Wire the live model (Heimdall)

  1. Set CHAT_LIVE = "1" in hugo-worker/wrangler.toml [vars] section.
  2. Verify AI_GATEWAY_ID and CHAT_MODEL are set (already in production: hugo-gateway + heimdall/sonnet).
  3. If Heimdall has bearer auth enabled: npx wrangler secret put HEIMDALL_API_TOKEN.
  4. Redeploy. The next chat request will route through Heimdall instead of the offline matcher.
  5. Watch npx wrangler tail hugo for any 5xx from the gateway URL — common causes are gateway misconfig (custom-heimdall slug missing) or Heimdall systemd unit being down on Odin.

Cost-safety guarantees

The add-in is structurally guaranteed to incur zero Cloudflare AI cost in its current shipped state.

Known limitations

  1. Offline matcher is approximate.
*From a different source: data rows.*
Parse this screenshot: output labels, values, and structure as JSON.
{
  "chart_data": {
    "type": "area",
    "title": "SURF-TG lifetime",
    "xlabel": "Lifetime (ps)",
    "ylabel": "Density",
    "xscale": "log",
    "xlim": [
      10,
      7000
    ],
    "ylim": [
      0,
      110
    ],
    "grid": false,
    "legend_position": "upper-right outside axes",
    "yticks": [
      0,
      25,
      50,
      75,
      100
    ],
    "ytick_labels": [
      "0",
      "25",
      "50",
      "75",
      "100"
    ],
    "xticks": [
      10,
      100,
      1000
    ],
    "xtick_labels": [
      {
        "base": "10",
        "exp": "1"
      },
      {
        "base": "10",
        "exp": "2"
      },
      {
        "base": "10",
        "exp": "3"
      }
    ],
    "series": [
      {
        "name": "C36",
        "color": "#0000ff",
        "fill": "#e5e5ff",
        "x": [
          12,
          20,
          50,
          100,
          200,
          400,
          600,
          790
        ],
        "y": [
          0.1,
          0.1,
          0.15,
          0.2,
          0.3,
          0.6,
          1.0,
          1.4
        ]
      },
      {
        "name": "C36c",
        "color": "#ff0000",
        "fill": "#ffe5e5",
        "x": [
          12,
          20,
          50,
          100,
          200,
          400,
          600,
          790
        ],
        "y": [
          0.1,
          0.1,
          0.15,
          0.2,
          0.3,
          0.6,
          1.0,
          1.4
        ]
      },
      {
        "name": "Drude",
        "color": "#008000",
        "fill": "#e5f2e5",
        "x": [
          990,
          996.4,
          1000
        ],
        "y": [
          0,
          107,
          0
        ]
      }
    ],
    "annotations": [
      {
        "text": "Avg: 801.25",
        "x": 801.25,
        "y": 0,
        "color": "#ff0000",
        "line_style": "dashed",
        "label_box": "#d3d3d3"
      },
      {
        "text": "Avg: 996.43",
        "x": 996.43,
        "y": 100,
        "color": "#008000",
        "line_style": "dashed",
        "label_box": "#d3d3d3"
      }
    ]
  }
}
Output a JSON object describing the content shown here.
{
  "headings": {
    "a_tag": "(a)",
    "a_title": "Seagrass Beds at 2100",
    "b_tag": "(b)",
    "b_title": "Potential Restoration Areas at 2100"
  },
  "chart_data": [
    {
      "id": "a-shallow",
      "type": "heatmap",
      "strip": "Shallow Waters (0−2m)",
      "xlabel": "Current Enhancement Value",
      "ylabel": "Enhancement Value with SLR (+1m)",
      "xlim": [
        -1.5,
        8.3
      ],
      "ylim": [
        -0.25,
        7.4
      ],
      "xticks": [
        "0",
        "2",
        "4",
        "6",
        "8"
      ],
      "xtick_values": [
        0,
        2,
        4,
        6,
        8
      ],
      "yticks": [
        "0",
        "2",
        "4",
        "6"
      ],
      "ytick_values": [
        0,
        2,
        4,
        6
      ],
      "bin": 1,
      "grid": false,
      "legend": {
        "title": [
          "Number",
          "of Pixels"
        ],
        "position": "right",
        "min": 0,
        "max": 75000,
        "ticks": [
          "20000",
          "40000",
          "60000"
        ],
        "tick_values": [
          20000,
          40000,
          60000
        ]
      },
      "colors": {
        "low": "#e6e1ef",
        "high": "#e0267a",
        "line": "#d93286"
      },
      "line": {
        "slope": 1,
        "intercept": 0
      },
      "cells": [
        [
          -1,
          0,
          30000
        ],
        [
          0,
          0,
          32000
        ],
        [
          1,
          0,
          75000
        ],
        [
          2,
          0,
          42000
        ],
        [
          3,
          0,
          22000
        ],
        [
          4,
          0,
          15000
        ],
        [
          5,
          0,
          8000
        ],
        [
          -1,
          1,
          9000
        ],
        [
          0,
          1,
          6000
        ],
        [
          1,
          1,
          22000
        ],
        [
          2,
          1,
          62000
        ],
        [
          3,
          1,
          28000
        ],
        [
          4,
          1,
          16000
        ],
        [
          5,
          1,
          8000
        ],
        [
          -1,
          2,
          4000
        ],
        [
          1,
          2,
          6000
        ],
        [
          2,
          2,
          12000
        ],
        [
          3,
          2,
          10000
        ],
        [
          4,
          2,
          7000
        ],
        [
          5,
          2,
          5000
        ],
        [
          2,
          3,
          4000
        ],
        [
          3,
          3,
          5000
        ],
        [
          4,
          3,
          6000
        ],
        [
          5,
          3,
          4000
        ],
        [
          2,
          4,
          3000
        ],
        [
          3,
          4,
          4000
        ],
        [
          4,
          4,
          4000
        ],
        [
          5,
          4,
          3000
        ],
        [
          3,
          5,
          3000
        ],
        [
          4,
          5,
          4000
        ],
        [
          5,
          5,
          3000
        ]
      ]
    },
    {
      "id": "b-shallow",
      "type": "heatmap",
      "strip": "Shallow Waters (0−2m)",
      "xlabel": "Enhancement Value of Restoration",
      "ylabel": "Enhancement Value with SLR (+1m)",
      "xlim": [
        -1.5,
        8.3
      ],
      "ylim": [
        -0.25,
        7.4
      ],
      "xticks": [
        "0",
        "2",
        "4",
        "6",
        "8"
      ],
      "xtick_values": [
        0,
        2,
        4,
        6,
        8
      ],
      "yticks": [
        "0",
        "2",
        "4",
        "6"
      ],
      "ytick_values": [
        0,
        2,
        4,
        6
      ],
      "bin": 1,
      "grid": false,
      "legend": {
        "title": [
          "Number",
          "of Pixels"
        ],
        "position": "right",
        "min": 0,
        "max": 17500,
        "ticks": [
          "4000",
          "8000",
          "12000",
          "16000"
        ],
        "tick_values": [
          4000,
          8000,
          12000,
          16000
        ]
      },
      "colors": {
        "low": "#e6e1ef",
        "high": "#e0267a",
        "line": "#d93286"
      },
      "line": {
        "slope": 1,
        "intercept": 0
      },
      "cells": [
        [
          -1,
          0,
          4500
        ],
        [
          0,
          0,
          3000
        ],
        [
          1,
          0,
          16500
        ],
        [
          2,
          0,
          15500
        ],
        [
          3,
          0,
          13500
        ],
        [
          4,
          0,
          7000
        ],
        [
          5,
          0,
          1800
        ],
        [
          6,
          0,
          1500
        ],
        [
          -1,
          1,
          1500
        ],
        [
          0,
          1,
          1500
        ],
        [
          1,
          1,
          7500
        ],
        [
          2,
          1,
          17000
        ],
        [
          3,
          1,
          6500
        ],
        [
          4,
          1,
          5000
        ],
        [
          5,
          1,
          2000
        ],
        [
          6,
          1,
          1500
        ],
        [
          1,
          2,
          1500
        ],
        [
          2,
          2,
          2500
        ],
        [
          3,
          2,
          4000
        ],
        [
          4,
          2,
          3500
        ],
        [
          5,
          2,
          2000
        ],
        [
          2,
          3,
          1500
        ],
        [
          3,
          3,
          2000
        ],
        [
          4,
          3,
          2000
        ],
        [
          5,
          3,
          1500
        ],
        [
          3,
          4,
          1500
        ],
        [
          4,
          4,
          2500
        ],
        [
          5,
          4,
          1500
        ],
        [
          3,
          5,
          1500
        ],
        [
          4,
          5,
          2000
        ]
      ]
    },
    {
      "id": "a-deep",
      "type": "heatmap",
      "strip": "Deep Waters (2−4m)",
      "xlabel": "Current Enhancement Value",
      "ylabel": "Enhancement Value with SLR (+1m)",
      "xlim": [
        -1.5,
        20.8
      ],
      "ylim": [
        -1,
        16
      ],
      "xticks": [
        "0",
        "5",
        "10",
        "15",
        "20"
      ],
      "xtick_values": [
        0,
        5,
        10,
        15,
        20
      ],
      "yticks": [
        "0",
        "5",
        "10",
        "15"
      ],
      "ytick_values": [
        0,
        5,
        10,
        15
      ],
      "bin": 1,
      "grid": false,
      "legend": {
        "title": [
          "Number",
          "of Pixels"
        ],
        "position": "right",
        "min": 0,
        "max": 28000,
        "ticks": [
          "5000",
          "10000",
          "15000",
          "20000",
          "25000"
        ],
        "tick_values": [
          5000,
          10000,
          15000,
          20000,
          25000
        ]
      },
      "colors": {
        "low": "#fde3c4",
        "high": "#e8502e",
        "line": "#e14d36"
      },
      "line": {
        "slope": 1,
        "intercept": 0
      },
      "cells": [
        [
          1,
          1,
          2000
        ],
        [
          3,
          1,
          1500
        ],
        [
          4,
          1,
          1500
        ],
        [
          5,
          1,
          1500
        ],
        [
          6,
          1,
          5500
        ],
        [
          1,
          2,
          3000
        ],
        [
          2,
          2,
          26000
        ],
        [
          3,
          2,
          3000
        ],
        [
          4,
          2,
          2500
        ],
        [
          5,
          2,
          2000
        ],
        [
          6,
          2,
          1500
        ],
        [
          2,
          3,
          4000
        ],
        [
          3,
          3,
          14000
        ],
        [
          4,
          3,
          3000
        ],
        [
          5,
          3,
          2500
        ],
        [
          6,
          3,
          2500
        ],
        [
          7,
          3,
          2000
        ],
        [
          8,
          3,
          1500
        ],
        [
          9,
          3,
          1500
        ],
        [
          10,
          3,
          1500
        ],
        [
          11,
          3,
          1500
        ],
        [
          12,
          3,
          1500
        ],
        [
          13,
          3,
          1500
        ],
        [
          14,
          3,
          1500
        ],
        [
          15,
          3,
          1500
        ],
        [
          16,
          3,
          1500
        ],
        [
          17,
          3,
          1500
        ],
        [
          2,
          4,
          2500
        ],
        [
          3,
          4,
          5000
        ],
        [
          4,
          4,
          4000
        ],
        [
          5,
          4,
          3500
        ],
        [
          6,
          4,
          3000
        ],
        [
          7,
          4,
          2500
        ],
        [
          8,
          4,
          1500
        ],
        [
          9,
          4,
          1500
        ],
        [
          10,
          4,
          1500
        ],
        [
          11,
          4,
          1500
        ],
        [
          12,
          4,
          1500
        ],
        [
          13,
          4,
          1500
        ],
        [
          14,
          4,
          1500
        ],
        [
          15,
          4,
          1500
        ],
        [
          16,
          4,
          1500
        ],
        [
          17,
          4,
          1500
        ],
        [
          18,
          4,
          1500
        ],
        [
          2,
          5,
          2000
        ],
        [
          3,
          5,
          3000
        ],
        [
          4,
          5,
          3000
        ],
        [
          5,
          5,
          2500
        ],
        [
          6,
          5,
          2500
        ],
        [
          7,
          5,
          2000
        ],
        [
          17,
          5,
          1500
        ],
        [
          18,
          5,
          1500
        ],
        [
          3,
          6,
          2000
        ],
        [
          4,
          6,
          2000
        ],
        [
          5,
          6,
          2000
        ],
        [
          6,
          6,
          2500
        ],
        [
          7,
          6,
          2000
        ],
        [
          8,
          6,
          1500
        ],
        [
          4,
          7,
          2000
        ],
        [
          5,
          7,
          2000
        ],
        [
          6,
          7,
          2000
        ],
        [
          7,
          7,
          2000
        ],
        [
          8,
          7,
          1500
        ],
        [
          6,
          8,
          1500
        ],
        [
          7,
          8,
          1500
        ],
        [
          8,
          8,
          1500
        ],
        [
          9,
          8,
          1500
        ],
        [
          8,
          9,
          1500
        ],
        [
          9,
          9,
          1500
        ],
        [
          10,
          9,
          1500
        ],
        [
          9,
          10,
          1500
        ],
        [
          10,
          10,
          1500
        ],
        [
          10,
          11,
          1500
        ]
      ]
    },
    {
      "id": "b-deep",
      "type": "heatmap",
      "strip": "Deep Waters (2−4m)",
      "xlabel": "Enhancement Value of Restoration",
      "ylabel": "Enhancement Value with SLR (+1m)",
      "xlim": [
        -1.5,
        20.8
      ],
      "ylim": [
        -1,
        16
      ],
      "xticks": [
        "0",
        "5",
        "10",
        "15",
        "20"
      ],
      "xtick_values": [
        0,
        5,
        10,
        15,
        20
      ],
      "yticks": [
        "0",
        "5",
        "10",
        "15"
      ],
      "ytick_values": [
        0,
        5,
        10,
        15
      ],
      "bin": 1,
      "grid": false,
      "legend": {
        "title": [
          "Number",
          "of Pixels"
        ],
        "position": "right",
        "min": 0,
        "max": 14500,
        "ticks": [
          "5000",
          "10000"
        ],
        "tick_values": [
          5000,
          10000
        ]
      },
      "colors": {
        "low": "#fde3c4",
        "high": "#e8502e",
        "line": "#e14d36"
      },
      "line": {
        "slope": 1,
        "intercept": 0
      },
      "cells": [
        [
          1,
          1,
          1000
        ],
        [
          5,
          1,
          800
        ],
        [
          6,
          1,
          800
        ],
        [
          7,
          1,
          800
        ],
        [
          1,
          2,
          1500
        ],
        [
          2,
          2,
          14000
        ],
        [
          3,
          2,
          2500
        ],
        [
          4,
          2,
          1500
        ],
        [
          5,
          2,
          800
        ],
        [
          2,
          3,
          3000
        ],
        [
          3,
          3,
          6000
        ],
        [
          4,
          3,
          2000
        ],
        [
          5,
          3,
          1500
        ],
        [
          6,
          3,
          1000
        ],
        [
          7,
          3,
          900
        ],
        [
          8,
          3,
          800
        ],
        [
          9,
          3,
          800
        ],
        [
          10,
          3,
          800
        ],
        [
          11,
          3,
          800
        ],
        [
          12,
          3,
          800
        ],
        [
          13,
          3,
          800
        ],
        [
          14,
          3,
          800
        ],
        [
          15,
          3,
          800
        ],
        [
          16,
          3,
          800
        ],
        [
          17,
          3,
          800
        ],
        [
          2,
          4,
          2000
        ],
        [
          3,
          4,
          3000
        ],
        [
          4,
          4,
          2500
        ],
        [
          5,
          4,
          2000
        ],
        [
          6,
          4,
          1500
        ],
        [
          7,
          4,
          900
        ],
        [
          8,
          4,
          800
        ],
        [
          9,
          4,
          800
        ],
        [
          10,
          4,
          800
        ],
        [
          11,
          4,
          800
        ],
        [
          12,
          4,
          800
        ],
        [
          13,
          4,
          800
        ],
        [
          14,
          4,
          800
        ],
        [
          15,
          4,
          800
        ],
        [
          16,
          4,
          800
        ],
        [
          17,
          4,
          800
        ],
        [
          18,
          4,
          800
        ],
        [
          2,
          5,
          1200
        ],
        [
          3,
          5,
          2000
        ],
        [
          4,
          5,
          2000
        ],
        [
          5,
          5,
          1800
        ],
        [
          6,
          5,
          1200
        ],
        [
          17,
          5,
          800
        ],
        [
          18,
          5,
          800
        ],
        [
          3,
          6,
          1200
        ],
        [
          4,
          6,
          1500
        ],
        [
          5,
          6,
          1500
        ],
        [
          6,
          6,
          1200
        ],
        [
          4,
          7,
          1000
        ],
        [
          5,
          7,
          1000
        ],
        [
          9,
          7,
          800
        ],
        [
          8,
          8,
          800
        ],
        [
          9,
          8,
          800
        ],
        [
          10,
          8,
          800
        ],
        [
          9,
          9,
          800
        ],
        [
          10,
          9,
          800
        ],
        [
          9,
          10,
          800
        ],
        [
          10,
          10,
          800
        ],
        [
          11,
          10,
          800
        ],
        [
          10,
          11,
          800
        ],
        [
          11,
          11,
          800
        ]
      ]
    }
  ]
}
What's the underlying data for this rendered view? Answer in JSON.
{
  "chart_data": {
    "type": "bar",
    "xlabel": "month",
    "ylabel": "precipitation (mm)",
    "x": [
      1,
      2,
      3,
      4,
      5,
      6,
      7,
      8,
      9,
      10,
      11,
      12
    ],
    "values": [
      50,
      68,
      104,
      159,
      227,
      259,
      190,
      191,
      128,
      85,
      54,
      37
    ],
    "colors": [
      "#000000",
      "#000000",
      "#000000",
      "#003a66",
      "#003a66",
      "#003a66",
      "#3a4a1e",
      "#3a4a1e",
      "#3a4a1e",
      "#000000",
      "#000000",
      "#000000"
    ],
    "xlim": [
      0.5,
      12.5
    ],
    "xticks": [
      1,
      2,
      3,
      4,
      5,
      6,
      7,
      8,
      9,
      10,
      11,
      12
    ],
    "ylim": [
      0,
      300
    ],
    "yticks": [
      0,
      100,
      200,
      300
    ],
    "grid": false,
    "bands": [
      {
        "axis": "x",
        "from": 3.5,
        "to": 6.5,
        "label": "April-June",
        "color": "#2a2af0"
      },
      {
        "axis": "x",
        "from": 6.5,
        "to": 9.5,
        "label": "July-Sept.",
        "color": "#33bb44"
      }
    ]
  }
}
Word-boundary regex matching against enum names + initials handles the canonical question shapes, but ambiguous tokens (e.g. "sovereign" appearing in both an investor category and a clause type) can over-match. The model path resolves these correctly with full context.
  2. Single-fund clause search is per-fund. The legacy /api/funds/:fundId/clauses/search stays for backward compatibility; new code should use the cross-fund /api/clauses/search.
  3. Plain-text insertion only. Clauses are TEXT in D1; rich formatting would need insertOoxml + a structured storage shape.
  4. No automated E2E. Playwright cannot drive the Word ribbon. Smoke testing is browser-based against /addin/word/taskpane.html with extraHTTPHeaders for the CF Access service token; manual sideload is the only real Word verification.